My last post pointed you to my friend Jen and her work that helped me set a new tone for my life. I have several pages of notes from a day I spent with her last year in a tiny little cabin on an island in the Pacific Northwest and every now and then when I’m feeling a bit lost, I revisit them and find new nuggets of wisdom.
Last week, I unearthed the notebook again and found a loose sheet of paper I’d tucked inside. It features just eight words, spaced out and written in sky blue pen. I don’t remember when I wrote them, but I vaguely recall sitting down one morning with my coffee, lighting a candle, and doing metta meditation to start my day. When I finished the meditation, I reached for a sheet of paper and wrote what came to me. I do this often, and it doesn’t always make sense in the moment, but capturing them for later has proven to be powerful.
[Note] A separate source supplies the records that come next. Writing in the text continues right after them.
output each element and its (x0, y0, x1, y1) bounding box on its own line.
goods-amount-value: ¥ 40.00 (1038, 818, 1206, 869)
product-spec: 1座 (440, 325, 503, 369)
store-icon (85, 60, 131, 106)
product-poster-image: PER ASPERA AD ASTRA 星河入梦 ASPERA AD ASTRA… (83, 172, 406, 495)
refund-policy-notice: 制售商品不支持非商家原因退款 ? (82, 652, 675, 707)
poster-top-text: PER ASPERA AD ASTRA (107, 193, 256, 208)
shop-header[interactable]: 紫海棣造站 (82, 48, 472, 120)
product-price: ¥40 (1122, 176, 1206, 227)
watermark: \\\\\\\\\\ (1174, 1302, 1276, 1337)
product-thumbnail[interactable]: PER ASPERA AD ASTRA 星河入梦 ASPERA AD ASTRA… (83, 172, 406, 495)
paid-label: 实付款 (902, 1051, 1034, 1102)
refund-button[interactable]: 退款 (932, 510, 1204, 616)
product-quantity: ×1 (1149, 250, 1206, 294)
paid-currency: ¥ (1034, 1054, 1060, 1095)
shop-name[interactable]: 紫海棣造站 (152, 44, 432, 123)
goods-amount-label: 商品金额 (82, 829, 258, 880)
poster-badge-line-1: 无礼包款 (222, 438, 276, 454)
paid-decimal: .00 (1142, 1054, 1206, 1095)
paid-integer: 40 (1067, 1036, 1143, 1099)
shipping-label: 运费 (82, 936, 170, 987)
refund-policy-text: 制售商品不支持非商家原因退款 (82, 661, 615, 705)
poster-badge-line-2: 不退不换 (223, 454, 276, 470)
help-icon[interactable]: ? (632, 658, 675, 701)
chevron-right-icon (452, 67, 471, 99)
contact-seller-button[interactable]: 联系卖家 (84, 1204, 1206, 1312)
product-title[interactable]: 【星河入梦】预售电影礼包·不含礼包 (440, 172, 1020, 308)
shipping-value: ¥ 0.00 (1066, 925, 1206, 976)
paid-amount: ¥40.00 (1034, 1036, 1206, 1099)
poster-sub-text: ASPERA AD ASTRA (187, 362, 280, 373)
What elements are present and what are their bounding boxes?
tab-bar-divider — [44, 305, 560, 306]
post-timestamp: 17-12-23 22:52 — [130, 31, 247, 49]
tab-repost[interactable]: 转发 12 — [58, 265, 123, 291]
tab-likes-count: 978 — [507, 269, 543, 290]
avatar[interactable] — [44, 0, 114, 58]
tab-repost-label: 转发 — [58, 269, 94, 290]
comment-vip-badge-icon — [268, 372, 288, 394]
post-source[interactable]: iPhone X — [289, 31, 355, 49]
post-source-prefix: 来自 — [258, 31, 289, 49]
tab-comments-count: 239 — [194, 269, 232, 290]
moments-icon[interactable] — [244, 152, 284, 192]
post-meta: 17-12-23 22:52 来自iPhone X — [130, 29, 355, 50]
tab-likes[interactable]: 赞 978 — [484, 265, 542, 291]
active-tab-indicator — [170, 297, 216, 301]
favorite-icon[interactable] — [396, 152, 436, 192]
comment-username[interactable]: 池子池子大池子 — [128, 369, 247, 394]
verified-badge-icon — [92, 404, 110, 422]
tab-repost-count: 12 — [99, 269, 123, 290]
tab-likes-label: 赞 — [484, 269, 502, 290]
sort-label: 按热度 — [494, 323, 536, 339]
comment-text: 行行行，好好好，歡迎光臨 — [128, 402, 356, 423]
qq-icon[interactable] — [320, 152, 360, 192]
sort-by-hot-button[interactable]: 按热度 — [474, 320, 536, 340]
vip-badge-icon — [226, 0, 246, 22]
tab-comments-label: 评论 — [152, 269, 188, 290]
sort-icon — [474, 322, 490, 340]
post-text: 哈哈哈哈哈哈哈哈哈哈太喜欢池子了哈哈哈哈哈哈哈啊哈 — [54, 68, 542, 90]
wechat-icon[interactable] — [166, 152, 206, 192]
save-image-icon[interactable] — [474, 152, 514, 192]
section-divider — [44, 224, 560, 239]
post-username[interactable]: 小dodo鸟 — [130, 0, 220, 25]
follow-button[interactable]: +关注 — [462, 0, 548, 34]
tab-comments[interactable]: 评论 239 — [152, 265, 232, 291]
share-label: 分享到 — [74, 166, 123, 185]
Sometimes, I have epiphanies or sudden shifts in thinking that have profound effects. It’s a little like an earthquake that suddenly and irrevocably changes the landscape of my mind and heart and life. But more often, I’m learning that making substantive changes takes intent and practice. I have to embed and embody new ways of being in to my life so that they become habits, and these seven words are emblematic of that hard work.
Patience
Being patient requires me to trust in the abundance of the universe, the kindness of people, the rhythms of life. Like a surfer whose timing is off and has to watch a perfect wave pass by without begin able to ride it, I have to wait and know that it’s only a matter of time before the next good one comes by and lifts me. Once-in-a-lifetime stories are romantic and cinematic, but not really an accurate reflection of the way life works.
Perseverance
This also asks that I trust – in my own ability to keep moving, in the fact that one step will lead to another. It doesn’t mean that I have to know what all the steps are, or where the ultimate destination is, just that the next step will come and then the next and the next. And it doesn’t mean that I can’t rest, only that I listen closely so that when I’m called to start moving again, I hear it.
Passion
This word is sometimes over-used, but it is also under-rated. Being able to tap in to the things that drive me, that motivate me, that stir that feeling in my belly that excites me and makes me smile is a skill, if only because it asks that I acknowledge that those things are intrinsically worthy, that they are enough, important, valid (whether or not they lead to monetary success). I’ve been in relationships where my passions were trivialized and called “cute” or “sweet” and I learned to doubt myself, but I’m (re)learning.
People
We are designed to live in community, and many of us enjoy it, but we aren’t taught to be comfortable resting in it, being held by it, surrendering to the give and take. We cannot accomplish the things we want to do without other people, and celebrating our victories is not nearly as sweet when we do it alone. A willingness to be seen and heard and see and hear others is vital in my journey to a better life.
Paths
Not path. Paths. Plural. There is no one path, there are many, and they connect to each other. It is ok to head down one path, change my mind and veer left or right or even make a u-turn and head right back to the last fork in the road. It is perfectly acceptable to travel for a long time down one path, decide that I’ve learned all I can from it, and hop off or run as fast as I can to a different one.
Plans
Gloria Steinem said, “Hope is a form of planning.” This P brings together passion and perseverance and bathes them in hope. It gives me a place to start and a goal to strive for, even if things ultimately go sideways. As long as I remember that a plan is simply a blueprint and I get to decorate the walls however I damn well please, I can see opportunity in it rather than feeling limited by it.
Presence
This is often the hardest P for me. It requires a willingness to pay attention to what is happening, even when it’s scary or uncomfortable, and especially when life is joyful. Having learned to be dismissive of my own successes (‘humility is sexy,’ I was once told), I have to practice being intentional about noticing when I feel joy and imprinting it on my brain and my heart. Paying attention to my instinct to minimize my own efforts or hedge against jinxing myself and correcting it to bask in the feeling of happiness is a lot of work. Noting my reaction to fear or sadness and counteracting the shrinking by opening up further has only gotten easier the more I am present.
When I remember these pillars (ha! another P), I am rewarded with a sense of peace. When I slow down, envision them, act with intention to give them a place in my life, and embody them, I begin to transform the way my brain reacts to the world so that the old lessons of scarcity and bootstrapping and fear fall away.